Enchentes, incêndios, drogas e apostas promovem dependências. Momentos de emergência ou carência extrema podem nos levar a aceitar soluções falhas
Por Robson Melo
Enchentes e incêndios são situações de emergência extrema, e lidar com suas consequências traz novas urgências ou o prolongamento das originais. Todo ser vivo, nesses momentos, busca garantir sua sobrevivência.
Em 1979, ao longo do Rio Doce, uma grande enchente atingiu cidades ribeirinhas de Minas Gerais e Espírito Santo. A população dessas regiões enfrentou momentos de intensa aflição, especialmente no bairro Santa Terezinha, em Governador Valadares, onde os moradores se mantinham em alerta para remover seus pertences à medida que o nível das águas subia.

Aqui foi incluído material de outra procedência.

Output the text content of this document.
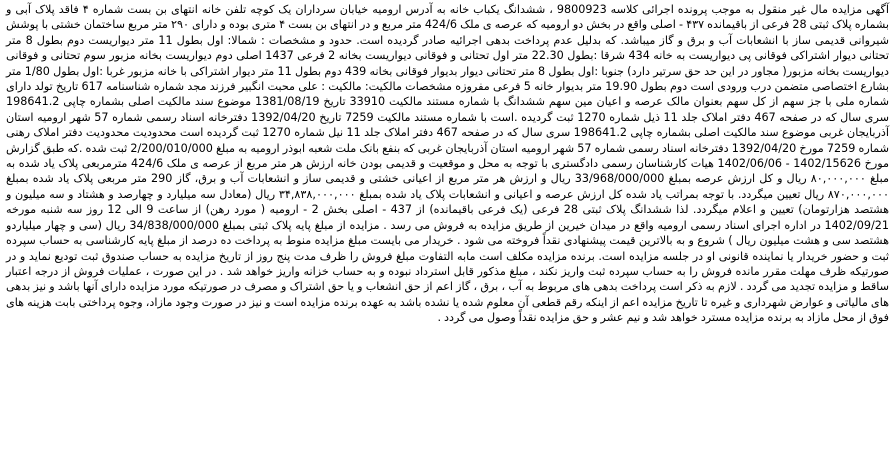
آگهی مزایده مال غیر منقول به موجب پرونده اجرائی کلاسه 9800923 ، ششدانگ یکباب خانه به آدرس ارومیه خیابان سرداران یک کوچه تلفن خانه انتهای بن بست شماره ۴ فاقد پلاک آبی و بشماره پلاک ثبتی 28 فرعی از باقیمانده ۴۳۷ - اصلی واقع در بخش دو ارومیه که عرصه ی ملک 424/6 متر مربع و در انتهای بن بست ۴ متری بوده و دارای ۲۹۰ متر مربع ساختمان خشتی با پوشش شیروانی قدیمی ساز با انشعابات آب و برق و گاز میباشد. که بدلیل عدم پرداخت بدهی اجرائیه صادر گردیده است. حدود و مشخصات : شمالا: اول بطول 11 متر دیواریست دوم بطول 8 متر تحتانی دیوار اشتراکی فوقانی پی دیواریست به خانه 434 شرقا :بطول 22.30 متر اول تحتانی و فوقانی دیواریست بخانه 2 فرعی 1437 اصلی دوم دیواریست بخانه مزبور سوم تحتانی و فوقانی دیواریست بخانه مزبور( مجاور در این حد حق سرتیر دارد) جنوبا :اول بطول 8 متر تحتانی دیوار بدیوار فوقانی بخانه 439 دوم بطول 11 متر دیوار اشتراکی با خانه مزبور غربا :اول بطول 1/80 متر بشارع اختصاصی متضمن درب ورودی است دوم بطول 19.90 متر بدیوار خانه 5 فرعی مفروزه مشخصات مالکیت: مالکیت : علی محبت انگبیر فرزند مجد شماره شناسنامه 617 تاریخ تولد دارای شماره ملی با جز سهم از کل سهم بعنوان مالک عرصه و اعیان مین سهم ششدانگ با شماره مستند مالکیت 33910 تاریخ 1381/08/19 موضوع سند مالکیت اصلی بشماره چاپی 198641.2 سری سال که در صفحه 467 دفتر املاک جلد 11 ذیل شماره 1270 ثبت گردیده .است با شماره مستند مالکیت 7259 تاریخ 1392/04/20 دفترخانه اسناد رسمی شماره 57 شهر ارومیه استان آذربایجان غربی موضوع سند مالکیت اصلی بشماره چاپی 198641.2 سری سال که در صفحه 467 دفتر املاک جلد 11 نیل شماره 1270 ثبت گردیده است محدودیت محدودیت دفتر املاک رهنی شماره 7259 مورخ 1392/04/20 دفترخانه اسناد رسمی شماره 57 شهر ارومیه استان آذربایجان غربی که بنفع بانک ملت شعبه ابوذر ارومیه به مبلغ 2/200/010/000 ثبت شده .که طبق گزارش مورخ 1402/15626 - 1402/06/06 هیات کارشناسان رسمی دادگستری با توجه به محل و موقعیت و قدیمی بودن خانه ارزش هر متر مربع از عرصه ی ملک 424/6 مترمربعی پلاک یاد شده به مبلغ ۸۰,۰۰۰,۰۰۰ ریال و کل ارزش عرصه بمبلغ 33/968/000/000 ریال و ارزش هر متر مربع از اعیانی خشتی و قدیمی ساز و انشعابات آب و برق، گاز 290 متر مربعی پلاک یاد شده بمبلغ ۸۷۰,۰۰۰,۰۰۰ ریال تعیین میگردد. با توجه بمراتب یاد شده کل ارزش عرصه و اعیانی و انشعابات پلاک یاد شده بمبلغ ۳۴,۸۳۸,۰۰۰,۰۰۰ ریال (معادل سه میلیارد و چهارصد و هشتاد و سه میلیون و هشتصد هزارتومان) تعیین و اعلام میگردد. لذا ششدانگ پلاک ثبتی 28 فرعی (یک فرعی باقیمانده) از 437 - اصلی بخش 2 - ارومیه ( مورد رهن) از ساعت 9 الی 12 روز سه شنبه مورخه 1402/09/21 در اداره اجرای اسناد رسمی ارومیه واقع در میدان خیرین از طریق مزایده به فروش می رسد . مزایده از مبلغ پایه پلاک ثبتی بمبلغ 34/838/000/000 ریال (سی و چهار میلیاردو هشتصد سی و هشت میلیون ریال ) شروع و به بالاترین قیمت پیشنهادی نقداً فروخته می شود . خریدار می بایست مبلغ مزایده منوط به پرداخت ده درصد از مبلغ پایه کارشناسی به حساب سپرده ثبت و حضور خریدار یا نماینده قانونی او در جلسه مزایده است. برنده مزایده مکلف است مابه التفاوت مبلغ فروش را ظرف مدت پنج روز از تاریخ مزایده به حساب صندوق ثبت تودیع نماید و در صورتیکه ظرف مهلت مقرر مانده فروش را به حساب سپرده ثبت واریز نکند ، مبلغ مذکور قابل استرداد نبوده و به حساب خزانه واریز خواهد شد . در این صورت ، عملیات فروش از درجه اعتبار ساقط و مزایده تجدید می گردد . لازم به ذکر است پرداخت بدهی های مربوط به آب ، برق ، گاز اعم از حق انشعاب و یا حق اشتراک و مصرف در صورتیکه مورد مزایده دارای آنها باشد و نیز بدهی های مالیاتی و عوارض شهرداری و غیره تا تاریخ مزایده اعم از اینکه رقم قطعی آن معلوم شده یا نشده باشد به عهده برنده مزایده است و نیز در صورت وجود مازاد، وجوه پرداختی بابت هزینه های فوق از محل مازاد به برنده مزایده مسترد خواهد شد و نیم عشر و حق مزایده نقداً وصول می گردد .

Assim como muitos que viviam às margens do Rio, essas pessoas monitoravam a altura da água para decidir o momento de partir. Muitos foram forçados a abandonar suas casas, correndo o risco de ver seus familiares e pertences serem levados pela correnteza.
Cenas como essa, impulsionadas pelas mudanças climáticas, tornam-se cada vez mais frequentes, gerando histórias que misturam crise e solução. Um jovem observava o nível das águas quando encostou o cotovelo numa cerca de arame. Ao tocar um dos mourões, foi subitamente invadido por uma colônia de formigas que, como outros animais e insetos, tentava escapar da enchente.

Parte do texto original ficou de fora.